EU Seeks to Force Israel and Palestinians into Negotiations

EU’s foreign policy chief Federica Mogherini

EU foreign policy chief Frederica Mogherini. (Loey Felipe/UN)

The European Union is hoping to impose a framework on Israel and the Palestinians for the purpose of reviving the peace process. Negotiations stalled in April 2014 after the PA violated the Oslo Accords by forming a unity government with Hamas.

Palestinian Prime Minister Rami Hamdallah shakes hands with senior Hamas leader Ismail Haniyeh in October 2014. (Abed Rahim Khatib/Flash90)

The European Union, apparently buoyed by the conclusion of nuclear negotiations with Iran, will unilaterally seek to impose a new framework in order to revive the moribund Israeli-Palestinian peace process. EU top diplomat Federica Mogherini said she hoped to build trust between both sides and to create the conditions to resume negotiations. Peace negotiations were suspended in April 2014 after the Palestinian Authority agreed to form a unity government with Hamas in violation of the Oslo Accords.

“We need to keep the ambition high, we need to keep the vision, as Europeans, and as international community, and we have to keep the patience to negotiate and to build the conditions for negotiations to restart,” Mogherini told reporters following a meeting of the EU’s Foreign Affairs Council.

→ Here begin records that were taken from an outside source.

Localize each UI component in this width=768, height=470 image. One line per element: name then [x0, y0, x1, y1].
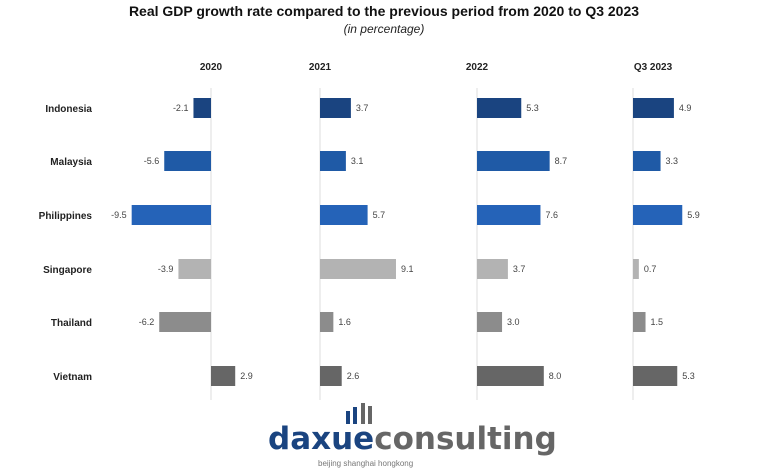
chart-title: Real GDP growth rate compared to the pre… — [128, 3, 640, 19]
bar — [477, 151, 550, 171]
data-label: -5.6 — [144, 156, 160, 166]
bar — [477, 259, 508, 279]
logo-tagline: beijing shanghai hongkong — [318, 459, 413, 468]
logo-bar-icon — [346, 411, 350, 424]
bar — [633, 151, 661, 171]
data-label: -2.1 — [173, 103, 189, 113]
logo-text: daxueconsulting — [268, 421, 557, 457]
logo-bar-icon — [353, 407, 357, 424]
category-label: Singapore — [43, 265, 92, 276]
data-label: 0.7 — [644, 264, 657, 274]
bar — [477, 366, 544, 386]
data-label: 5.3 — [682, 371, 695, 381]
data-label: -3.9 — [158, 264, 174, 274]
bar — [633, 259, 639, 279]
panel-header: Q3 2023 — [634, 62, 673, 73]
data-label: 3.1 — [351, 156, 364, 166]
data-label: 3.7 — [356, 103, 369, 113]
bar — [477, 312, 503, 332]
data-label: 3.3 — [666, 156, 679, 166]
bar — [131, 205, 211, 225]
data-label: 3.0 — [507, 317, 520, 327]
bar — [164, 151, 211, 171]
data-label: 1.5 — [651, 317, 664, 327]
data-label: 8.0 — [549, 371, 562, 381]
panel-header: 2020 — [200, 62, 223, 73]
category-label: Indonesia — [45, 104, 92, 115]
panel-header: 2021 — [309, 62, 332, 73]
bar — [633, 98, 674, 118]
logo-bar-icon — [368, 406, 372, 424]
data-label: 1.6 — [338, 317, 351, 327]
category-label: Malaysia — [50, 157, 92, 168]
data-label: 8.7 — [555, 156, 568, 166]
data-label: 5.9 — [687, 210, 700, 220]
data-label: 7.6 — [545, 210, 558, 220]
bar — [320, 205, 368, 225]
bar — [633, 366, 678, 386]
bar — [178, 259, 211, 279]
bar — [477, 205, 541, 225]
bar — [633, 205, 683, 225]
bar — [477, 98, 522, 118]
bar — [211, 366, 236, 386]
data-label: 5.7 — [373, 210, 386, 220]
bar — [320, 259, 396, 279]
data-label: 5.3 — [526, 103, 539, 113]
bar — [320, 312, 334, 332]
data-label: -9.5 — [111, 210, 127, 220]
bar — [320, 366, 342, 386]
data-label: 2.6 — [347, 371, 360, 381]
data-label: 3.7 — [513, 264, 526, 274]
data-label: -6.2 — [139, 317, 155, 327]
data-label: 9.1 — [401, 264, 414, 274]
bar — [633, 312, 646, 332]
category-label: Thailand — [51, 318, 92, 329]
data-label: 2.9 — [240, 371, 253, 381]
chart-subtitle: (in percentage) — [343, 22, 425, 36]
panel-header: 2022 — [466, 62, 489, 73]
category-label: Vietnam — [53, 372, 92, 383]
bar — [320, 151, 346, 171]
category-label: Philippines — [39, 211, 93, 222]
data-label: 4.9 — [679, 103, 692, 113]
bar — [320, 98, 351, 118]
bar — [193, 98, 211, 118]
logo-bar-icon — [361, 403, 365, 424]
bar — [159, 312, 211, 332]
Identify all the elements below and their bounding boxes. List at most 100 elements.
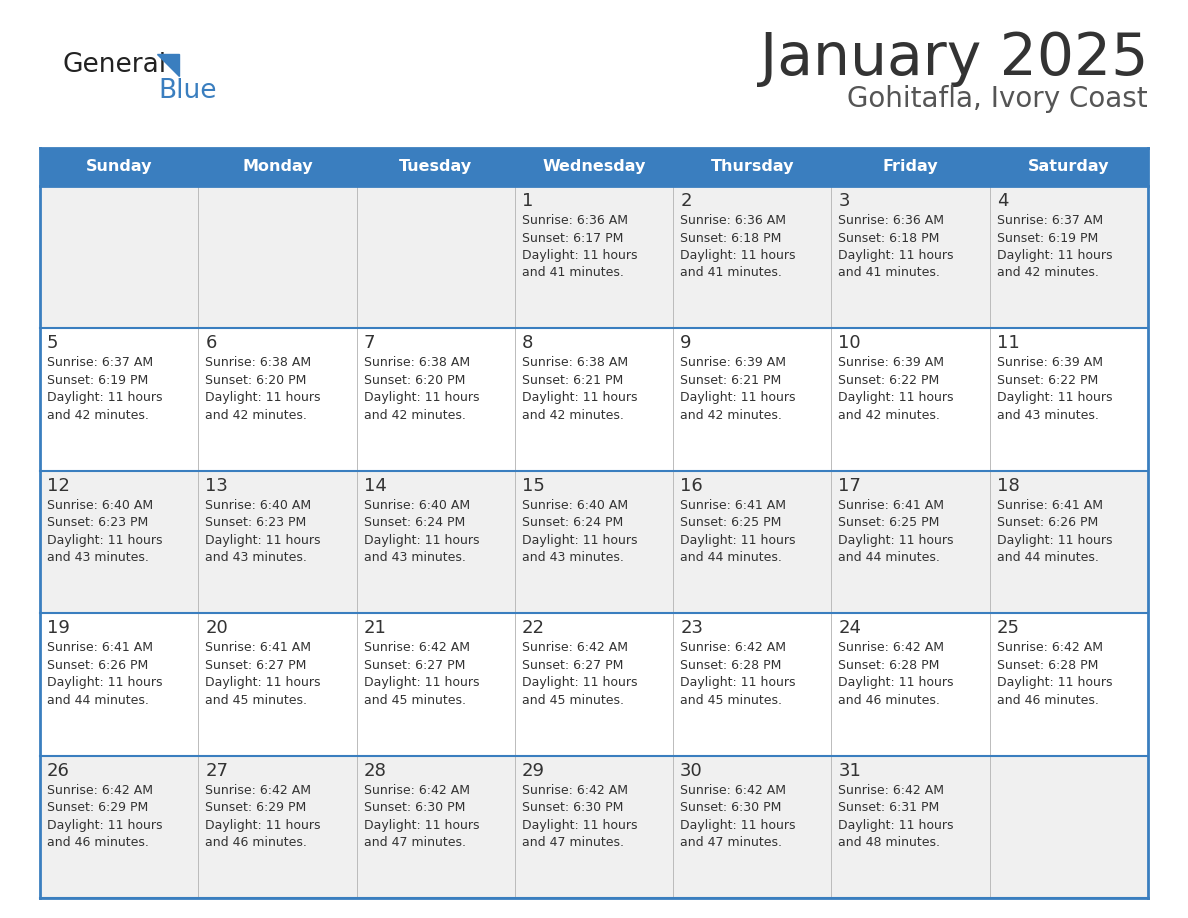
Text: and 44 minutes.: and 44 minutes.	[681, 552, 782, 565]
Text: Sunrise: 6:40 AM: Sunrise: 6:40 AM	[206, 498, 311, 512]
Text: and 44 minutes.: and 44 minutes.	[997, 552, 1099, 565]
Bar	[514, 148, 674, 186]
Text: Sunset: 6:31 PM: Sunset: 6:31 PM	[839, 801, 940, 814]
Text: 3: 3	[839, 192, 849, 210]
Text: Sunrise: 6:42 AM: Sunrise: 6:42 AM	[681, 784, 786, 797]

Mogherini said that the European foreign ministers decided to focus their attention on two tracks in the coming weeks. The first consists of “supporting, improving the situation on the ground, especially in Gaza, and preventing the situation to get worse, which could be extremely dangerous for everybody, not only in Palestine, in Israel, but also in the region – which is also improving the daily conditions on the ground, a way of rebuilding trust or building trust among the parties, which is a precondition that seems to be far from being achieved at the moment. This might also involve some work on starting implementing some of the agreements that were already signed in the past.”

A Palestinian worker checks a truck loaded with cement bags after entering the Gaza Strip through the Kerem Shalom crossing. (Abed Rahim Khatib/Flash90)

Israel has been supportive of efforts to improve the situation in Gaza, but reconstruction efforts have been persistently bogged down by infighting between the PA and Hamas as well as by the expropriation of cement and other materials by Hamas for the purpose of rebuilding terrorist infrastructure.

“The second track we decided to focus on is creating the conditions for a new political horizon, meaning a new international and regional framework that would lead to the conditions to restart negotiations,” Mogherini added.

As for what that would entail, Mogherini said, “The idea of an international support group is one that we will explore in coming weeks. We will come back to it once I have discussed it with regional actors.”

Peace negotiations between Israel and the Palestinians were suspended in April 2014 when the PA agreed to form a unity government with Hamas, a terrorist organization that calls for the destructions of Israel, in violation of the Oslo Accords. Since then, the PA has taken a series of unilateral steps with the intent of achieving de facto statehood without making peace with Israel, including a successful bid to accede to the International Criminal Court and a failed attempt at UN recognition.